We encourage the ad industry to watch out for this form of spoofing. Wondering what concrete steps you and your organizations can take? Consider participating in initiatives led by trusted players in the CTV space. In particular, keep an eye out for Roku and IAB Tech Lab initiatives, which we believe will help stem the growth of these pervasive forms of spoofing.

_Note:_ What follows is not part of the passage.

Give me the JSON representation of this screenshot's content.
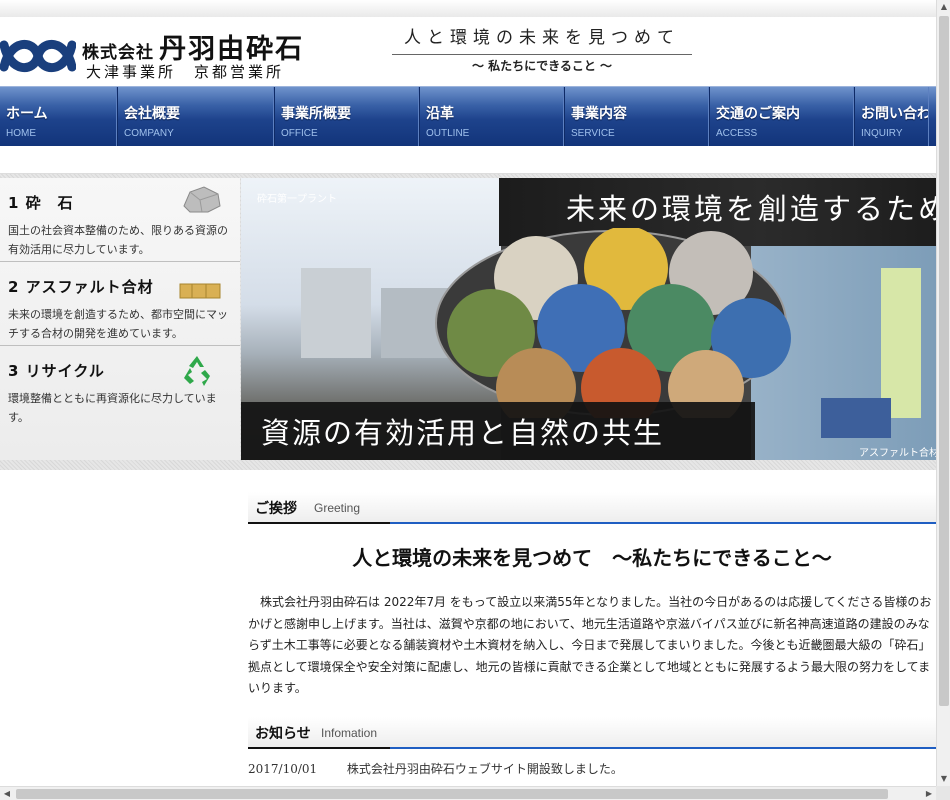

Disclaimer: The content of this page reflects Pixalate’s opinions with respect to the factors that Pixalate believes can be useful to the digital media industry. Any proprietary data shared is grounded in Pixalate’s proprietary technology and analytics, which Pixalate is continuously evaluating and updating. Any references to outside sources should not be construed as endorsements. Pixalate’s opinions are just that - opinion, not facts or guarantees.
Per the MRC,
“'Fraud' is not intended to represent fraud as defined in various laws, statutes and ordinances or as conventionally used in U.S. Court or other
legal proceedings, but rather a custom definition strictly for advertising measurement purposes. Also per the MRC,
“‘Invalid Traffic’ is defined generally as traffic
that does not meet certain ad serving quality or completeness criteria, or otherwise does not represent legitimate ad traffic that should be included in measurement counts.
Among the reasons why ad traffic may be deemed invalid is it is a result of non-human traffic (spiders, bots, etc.), or activity designed to produce fraudulent traffic.”